Since Showa Day is a memorial, people do nature-related activities like having picnics while admiring cherry blossoms or visiting shrines. One of the places to visit is Emperor Showa’s burial site in the Musashino Imperial Mausoleum in Tokyo. Lectures about the Showa Period are also held for the public.

2. Constitutional Day

The Constitutional Memorial Day or Kenpo kinenbi is the 2nd day of the Golden Week. It celebrates the meaning of the constitution of Japan that took effect on May 3, 1947 after World War II.

On this day, articles about the Japanese government are published in newspapers and magazines. Also, the National Diet building where the constitution was created and where political activities are held will be open to the public. (Fun Fact: “Diet” also means a formal assembly in politics. Yes, it’s not just what we do when we’re trying to lose weight.)

3. Greenery Day

Greenery Day, also known as Arbor Day or Midori no Hi, is the third holiday celebrated on May 4. This day was created because of Emperor Showa’s admiration for nature. 

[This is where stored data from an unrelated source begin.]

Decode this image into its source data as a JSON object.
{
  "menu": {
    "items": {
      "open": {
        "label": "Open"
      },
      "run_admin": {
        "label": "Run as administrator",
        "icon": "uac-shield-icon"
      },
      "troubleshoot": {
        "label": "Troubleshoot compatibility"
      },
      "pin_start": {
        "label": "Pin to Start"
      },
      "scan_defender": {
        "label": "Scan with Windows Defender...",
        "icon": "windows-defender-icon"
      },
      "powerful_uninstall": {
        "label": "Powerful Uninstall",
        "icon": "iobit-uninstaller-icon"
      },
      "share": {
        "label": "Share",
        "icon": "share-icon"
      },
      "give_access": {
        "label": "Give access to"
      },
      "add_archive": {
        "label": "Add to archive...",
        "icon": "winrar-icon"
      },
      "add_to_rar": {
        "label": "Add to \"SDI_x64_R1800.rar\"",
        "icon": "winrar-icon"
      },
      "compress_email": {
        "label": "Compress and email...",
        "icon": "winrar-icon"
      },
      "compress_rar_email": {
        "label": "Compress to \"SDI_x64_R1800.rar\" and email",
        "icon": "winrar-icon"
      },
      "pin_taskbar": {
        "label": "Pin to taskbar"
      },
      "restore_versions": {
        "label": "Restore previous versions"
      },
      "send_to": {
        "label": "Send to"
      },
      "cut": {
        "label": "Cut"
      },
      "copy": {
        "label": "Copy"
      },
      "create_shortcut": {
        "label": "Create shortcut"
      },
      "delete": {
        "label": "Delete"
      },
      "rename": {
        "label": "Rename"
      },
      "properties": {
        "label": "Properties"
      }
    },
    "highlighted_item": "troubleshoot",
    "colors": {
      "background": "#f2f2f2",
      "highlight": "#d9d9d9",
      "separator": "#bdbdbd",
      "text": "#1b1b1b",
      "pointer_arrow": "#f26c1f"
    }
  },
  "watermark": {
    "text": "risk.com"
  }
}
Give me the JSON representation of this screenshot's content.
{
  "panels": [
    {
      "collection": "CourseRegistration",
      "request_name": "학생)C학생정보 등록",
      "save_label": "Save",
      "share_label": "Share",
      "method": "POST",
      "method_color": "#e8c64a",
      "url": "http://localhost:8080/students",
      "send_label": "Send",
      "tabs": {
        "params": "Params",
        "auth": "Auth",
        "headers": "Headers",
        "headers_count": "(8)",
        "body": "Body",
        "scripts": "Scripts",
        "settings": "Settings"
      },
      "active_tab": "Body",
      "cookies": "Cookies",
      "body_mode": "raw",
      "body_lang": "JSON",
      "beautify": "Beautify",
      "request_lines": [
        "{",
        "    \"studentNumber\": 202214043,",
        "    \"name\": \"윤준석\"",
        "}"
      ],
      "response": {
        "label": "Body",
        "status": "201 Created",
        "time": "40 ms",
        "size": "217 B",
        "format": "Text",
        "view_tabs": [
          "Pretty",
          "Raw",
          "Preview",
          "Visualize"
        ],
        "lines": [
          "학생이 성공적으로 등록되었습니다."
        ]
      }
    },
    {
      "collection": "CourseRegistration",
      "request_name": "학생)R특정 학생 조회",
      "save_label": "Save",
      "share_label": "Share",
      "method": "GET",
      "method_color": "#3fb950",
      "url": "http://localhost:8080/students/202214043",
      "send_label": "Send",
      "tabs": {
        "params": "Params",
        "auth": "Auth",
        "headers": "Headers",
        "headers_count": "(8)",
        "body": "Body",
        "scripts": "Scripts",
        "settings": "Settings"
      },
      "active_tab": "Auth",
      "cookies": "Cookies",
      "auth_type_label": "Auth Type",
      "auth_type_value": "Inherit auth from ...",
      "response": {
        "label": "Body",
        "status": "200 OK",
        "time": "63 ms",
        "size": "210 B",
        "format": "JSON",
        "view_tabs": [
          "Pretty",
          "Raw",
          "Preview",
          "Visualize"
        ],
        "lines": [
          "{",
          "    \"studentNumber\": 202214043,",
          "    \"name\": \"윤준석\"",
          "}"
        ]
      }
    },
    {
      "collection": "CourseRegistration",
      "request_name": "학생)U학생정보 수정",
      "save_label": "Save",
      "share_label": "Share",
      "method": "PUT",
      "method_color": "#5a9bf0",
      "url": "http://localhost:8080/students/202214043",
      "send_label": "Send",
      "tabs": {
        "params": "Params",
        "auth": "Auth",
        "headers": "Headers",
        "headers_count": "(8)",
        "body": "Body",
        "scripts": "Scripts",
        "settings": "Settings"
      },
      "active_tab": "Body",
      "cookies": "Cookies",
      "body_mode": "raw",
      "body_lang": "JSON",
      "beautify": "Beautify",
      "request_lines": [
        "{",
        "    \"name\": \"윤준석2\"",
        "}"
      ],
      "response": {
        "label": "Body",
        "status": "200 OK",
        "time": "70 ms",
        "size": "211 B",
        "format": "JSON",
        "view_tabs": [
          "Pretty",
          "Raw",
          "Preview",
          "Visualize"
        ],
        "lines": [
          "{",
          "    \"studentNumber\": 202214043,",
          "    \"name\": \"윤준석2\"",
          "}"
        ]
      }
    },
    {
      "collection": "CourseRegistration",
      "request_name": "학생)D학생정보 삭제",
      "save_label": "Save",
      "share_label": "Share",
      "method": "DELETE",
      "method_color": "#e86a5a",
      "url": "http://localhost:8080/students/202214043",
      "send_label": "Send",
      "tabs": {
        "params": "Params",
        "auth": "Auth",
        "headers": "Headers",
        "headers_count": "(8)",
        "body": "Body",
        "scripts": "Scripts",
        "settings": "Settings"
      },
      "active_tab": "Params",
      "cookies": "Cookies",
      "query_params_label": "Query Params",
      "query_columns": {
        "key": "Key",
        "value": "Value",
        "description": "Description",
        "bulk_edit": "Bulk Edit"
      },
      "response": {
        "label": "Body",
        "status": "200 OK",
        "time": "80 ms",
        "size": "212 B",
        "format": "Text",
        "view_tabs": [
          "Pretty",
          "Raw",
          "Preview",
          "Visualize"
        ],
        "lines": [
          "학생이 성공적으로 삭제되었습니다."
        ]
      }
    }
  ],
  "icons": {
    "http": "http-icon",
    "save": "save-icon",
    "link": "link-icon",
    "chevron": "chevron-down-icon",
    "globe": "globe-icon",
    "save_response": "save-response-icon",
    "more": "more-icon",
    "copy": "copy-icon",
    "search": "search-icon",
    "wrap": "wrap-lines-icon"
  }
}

Festivals are a collaboration between the National Land Afforestation Promotion Organization and the host prefecture. The Emperor and the Empress attend this event, which starts with the Emperor’s greetings followed by the planting of the tree and the seeds by the Emperor and Empress themselves. People within and outside the prefecture are also welcome to plant trees.

4. Children’s Day or Boys’ Day

The fourth Golden Week holiday will be Children’s Day or Boys’ Day. It is a day of respecting children’s different personalities and celebrating their happiness. Stay tuned for more details about this holiday in a special article that we will be publishing next week!

Golden Week is a very special time when people get to travel with their families or return to their hometown to unwind and reflect. It brings the country’s traditions back to life and invites its people to live their culture to the fullest. It is a reminder of the country’s unyielding strength and unwavering courage.